1. Mai 1914: Motor-Kraftwagen lösen Pferde-Omnibusse im Ländchen ab

Bildquelle: Hochschul- und Landesbibliothek RheinMain

Mit der Überschrift „Kraftverkehr im blauen Ländchen“ berichtet die „Bierstadter Zeitung“ am 21. April 1914 über die geplante Einführung von Auto-Omnibussen, die die bisher üblichen Pferde-Omnibusse ablösen sollen. Hier der gesamte Bericht.

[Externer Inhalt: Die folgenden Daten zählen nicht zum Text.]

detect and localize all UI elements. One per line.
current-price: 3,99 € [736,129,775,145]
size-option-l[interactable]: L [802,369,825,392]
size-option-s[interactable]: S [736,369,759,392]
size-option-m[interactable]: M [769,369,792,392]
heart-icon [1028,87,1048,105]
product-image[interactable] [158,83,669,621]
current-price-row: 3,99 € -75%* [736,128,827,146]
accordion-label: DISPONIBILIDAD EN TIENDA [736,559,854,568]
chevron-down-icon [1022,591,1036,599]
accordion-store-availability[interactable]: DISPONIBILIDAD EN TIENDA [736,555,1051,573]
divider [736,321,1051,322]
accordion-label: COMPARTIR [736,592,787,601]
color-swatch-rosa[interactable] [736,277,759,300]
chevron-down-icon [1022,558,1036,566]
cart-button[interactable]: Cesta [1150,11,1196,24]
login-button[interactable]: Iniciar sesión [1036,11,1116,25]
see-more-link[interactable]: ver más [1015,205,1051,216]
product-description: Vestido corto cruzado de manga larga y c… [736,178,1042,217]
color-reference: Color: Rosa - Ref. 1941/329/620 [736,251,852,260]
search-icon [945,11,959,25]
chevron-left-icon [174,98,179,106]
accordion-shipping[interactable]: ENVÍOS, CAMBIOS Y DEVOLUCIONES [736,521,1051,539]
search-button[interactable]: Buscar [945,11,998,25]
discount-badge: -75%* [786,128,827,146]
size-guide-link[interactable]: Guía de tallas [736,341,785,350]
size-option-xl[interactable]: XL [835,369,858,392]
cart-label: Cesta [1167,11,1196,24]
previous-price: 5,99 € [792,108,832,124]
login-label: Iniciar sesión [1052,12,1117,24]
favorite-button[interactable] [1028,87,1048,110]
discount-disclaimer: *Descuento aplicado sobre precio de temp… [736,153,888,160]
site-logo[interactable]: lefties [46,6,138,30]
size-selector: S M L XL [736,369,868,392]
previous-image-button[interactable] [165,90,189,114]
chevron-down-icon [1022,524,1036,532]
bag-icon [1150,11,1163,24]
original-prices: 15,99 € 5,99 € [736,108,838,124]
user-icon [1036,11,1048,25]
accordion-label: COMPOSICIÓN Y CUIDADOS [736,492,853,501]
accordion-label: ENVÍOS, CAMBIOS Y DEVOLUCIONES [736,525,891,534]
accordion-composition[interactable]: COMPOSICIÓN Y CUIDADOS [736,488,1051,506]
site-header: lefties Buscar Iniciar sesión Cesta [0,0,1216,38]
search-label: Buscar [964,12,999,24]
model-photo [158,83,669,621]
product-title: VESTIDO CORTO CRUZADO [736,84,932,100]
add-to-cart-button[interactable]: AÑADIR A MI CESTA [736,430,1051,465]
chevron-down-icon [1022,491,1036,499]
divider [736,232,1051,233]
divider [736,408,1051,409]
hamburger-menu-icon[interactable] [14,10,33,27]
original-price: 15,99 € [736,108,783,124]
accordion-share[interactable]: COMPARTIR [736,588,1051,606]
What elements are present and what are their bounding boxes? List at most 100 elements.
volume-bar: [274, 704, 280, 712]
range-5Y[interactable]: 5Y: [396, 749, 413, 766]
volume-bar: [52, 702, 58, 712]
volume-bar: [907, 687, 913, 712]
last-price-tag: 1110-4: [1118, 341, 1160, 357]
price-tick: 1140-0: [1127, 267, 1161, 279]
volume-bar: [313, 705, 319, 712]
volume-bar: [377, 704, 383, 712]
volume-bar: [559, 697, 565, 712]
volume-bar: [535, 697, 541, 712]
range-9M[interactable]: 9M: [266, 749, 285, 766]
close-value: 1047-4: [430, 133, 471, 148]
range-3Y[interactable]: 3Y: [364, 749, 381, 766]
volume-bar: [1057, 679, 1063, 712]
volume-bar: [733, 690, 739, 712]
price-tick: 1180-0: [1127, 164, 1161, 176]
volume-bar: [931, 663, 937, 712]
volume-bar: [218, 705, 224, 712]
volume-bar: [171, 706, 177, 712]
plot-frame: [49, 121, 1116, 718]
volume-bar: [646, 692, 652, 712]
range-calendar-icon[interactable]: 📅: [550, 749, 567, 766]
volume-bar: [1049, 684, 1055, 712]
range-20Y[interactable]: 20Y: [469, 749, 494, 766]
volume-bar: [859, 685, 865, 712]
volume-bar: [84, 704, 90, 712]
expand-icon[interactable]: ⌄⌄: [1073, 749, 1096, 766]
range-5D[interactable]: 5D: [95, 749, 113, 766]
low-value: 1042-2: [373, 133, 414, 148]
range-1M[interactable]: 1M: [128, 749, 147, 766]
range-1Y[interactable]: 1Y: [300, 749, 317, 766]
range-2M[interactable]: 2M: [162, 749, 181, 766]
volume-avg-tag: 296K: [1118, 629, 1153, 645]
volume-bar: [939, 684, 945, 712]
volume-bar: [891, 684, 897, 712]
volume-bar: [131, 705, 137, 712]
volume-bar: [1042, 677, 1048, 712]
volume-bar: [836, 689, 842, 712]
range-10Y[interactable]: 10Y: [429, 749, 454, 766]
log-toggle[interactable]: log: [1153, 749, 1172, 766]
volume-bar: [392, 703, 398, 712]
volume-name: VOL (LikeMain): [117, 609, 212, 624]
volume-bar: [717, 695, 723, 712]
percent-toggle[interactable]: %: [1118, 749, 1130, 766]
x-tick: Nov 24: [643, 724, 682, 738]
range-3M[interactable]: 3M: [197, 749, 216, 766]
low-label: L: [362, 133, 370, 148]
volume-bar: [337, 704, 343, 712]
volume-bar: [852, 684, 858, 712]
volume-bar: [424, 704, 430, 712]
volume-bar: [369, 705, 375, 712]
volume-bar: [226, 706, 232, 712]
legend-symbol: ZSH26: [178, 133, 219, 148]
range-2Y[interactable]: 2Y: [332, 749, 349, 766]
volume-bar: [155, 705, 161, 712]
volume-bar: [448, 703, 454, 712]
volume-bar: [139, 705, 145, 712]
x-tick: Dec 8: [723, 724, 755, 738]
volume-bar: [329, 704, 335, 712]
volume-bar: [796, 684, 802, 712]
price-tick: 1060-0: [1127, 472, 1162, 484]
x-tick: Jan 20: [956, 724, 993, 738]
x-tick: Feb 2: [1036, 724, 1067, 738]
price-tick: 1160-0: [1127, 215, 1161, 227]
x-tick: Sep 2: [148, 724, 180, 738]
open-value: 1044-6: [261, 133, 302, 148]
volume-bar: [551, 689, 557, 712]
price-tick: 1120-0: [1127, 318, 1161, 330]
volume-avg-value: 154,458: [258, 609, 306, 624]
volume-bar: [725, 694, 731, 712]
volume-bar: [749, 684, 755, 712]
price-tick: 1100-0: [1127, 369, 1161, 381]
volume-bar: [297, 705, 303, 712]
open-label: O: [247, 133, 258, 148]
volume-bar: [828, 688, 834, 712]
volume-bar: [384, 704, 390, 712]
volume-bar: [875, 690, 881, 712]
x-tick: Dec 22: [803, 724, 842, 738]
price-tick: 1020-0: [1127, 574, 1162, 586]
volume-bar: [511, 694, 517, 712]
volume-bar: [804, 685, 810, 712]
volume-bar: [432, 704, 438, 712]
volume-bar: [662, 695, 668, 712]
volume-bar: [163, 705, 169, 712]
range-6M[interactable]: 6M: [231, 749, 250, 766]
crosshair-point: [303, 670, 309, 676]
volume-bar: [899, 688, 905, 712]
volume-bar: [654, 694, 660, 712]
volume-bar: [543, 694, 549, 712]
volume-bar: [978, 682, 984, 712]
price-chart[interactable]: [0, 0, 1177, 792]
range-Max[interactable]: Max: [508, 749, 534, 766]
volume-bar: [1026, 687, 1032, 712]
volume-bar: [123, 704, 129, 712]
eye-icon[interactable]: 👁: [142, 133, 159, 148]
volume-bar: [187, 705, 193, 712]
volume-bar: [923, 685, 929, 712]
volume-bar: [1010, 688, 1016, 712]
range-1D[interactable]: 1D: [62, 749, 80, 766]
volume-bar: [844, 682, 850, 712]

„Die Verkehrsverhältnisse des sog. „blauen Ländchens“ waren seither, trotz aller Bemühung um Verbesserung, die traurigsten. Die verschiedensten Eisenbahnprojekte wurden aufgestellt, kamen aber bis heute nicht zur Ausführung. Da griff die Bevölkerung zur Selbsthilfe und. . . hatte Erfolg. In einer im „Deutschen Haus“, Wallau abgehaltenen Versammlung
konnte Pfarrer Bömel bereits über einen Plan berichterstatten, dessen Aufführung die Gesamtbevölkerung wohl mit Freuden begrüßen wird: Vom 1. Mai ab (eigentlich schon einige Tage vorher) wird der Personenverkehr des Ländchens mittels Kraftwagen bewerkstelligt , welche uns sicher, rasch und billig nicht nur nach Erbenheim zur „Elektrischen“ und Staatsbahn, sondern auch nach Kastel-Mainz und Höchst-Frankfurt bringen. Naturgemäß gehen die Fahrten nach Erbenheim am zahlreichsten (es sind täglich vorläufig sieben Fahrten nach jeder Richtung vorgesehen); einmal geht’s nach Mainz und zweimal nach Höchst. Der Fahrpreis ist äußerst mäßig: er beträgt für die Strecke Wallau-Erbenheim 40 Pfennig, für die Teilstrecken Delkenheimer und Nordenstadter Weg- 35 bezw. 30 Pfg. Die Fahrzeit dauerte für die Strecke Wallau – Erbenheim nur 25 Minuten (gegen 1 Stunde seither). Da Zeit eben Geld und die Gelegenheit zum Fahren verdoppelt ist, dürfte die neue Auto-Omnibus-Einrichtung allseitig mit Freuden begrüßt werden. Der Wagen faßt 25 Personen; durch einen Anhängewagen ist der Transport von mehr als 40 Personen auf einmal gewährleistet. Die Sindlinger Verkehrs-Gesellschaft „Sivey“, an deren Spitze Fabrikant v. Meister-Höchst steht, ist Unternehmerin dieses neuen Verkehrs im Ländchen. Sie hat im Kreise Höchst bereits vier solche Kraftwagen fahren, welche besonders die Arbeiter nach und von ihrer Arbeitsstelle in Höchst usw. bringen. Die neue Einrichtung soll auch in besonderer Weise unserer Arbeiterbevölkerung dienen, die in Wiesbaden. Biebrich Amöneburg, Höchst usw. ihr Brot sucht. Für sie ist Fahrpreisermäßigung vorgesehen, ebenso für Schüler und sonstige Abonnenten (Wochenkarten). Die Versammlung erklärte sich mit dem vorgeführten Verkehrsplänen einverstanden. Man hofft, daß die gezeichneten Garantiegelder niemals in Angriff genommen zu werden brauchen und das Unternehmen sich von selbst tragen wird, zumal es der Gesellschaft weniger ums „Geschäftemachen“ zu tun ist, als um die Ausführung sozialer Gedanken. In diesem Sinne gab auch der anwesende Geschäftsleiter der „Sivey“ seine Aufklärungen. Wie sicher, rasch und angenehm sich die Fahrten durchs Ländchen gestalten werden, erfuhren die auswärtigen Versammlungsteilnehmer noch um Mitternacht dadurch, daß sie nach Schluß der Versammlung mittels eines Auto-Omnibusses nach Nordenstadt, Delkenheim und Massenheim verbracht wurden. Ja , das ist etwas anderes als eine Fahrt in dem seitherigen Pferde-Omnibus.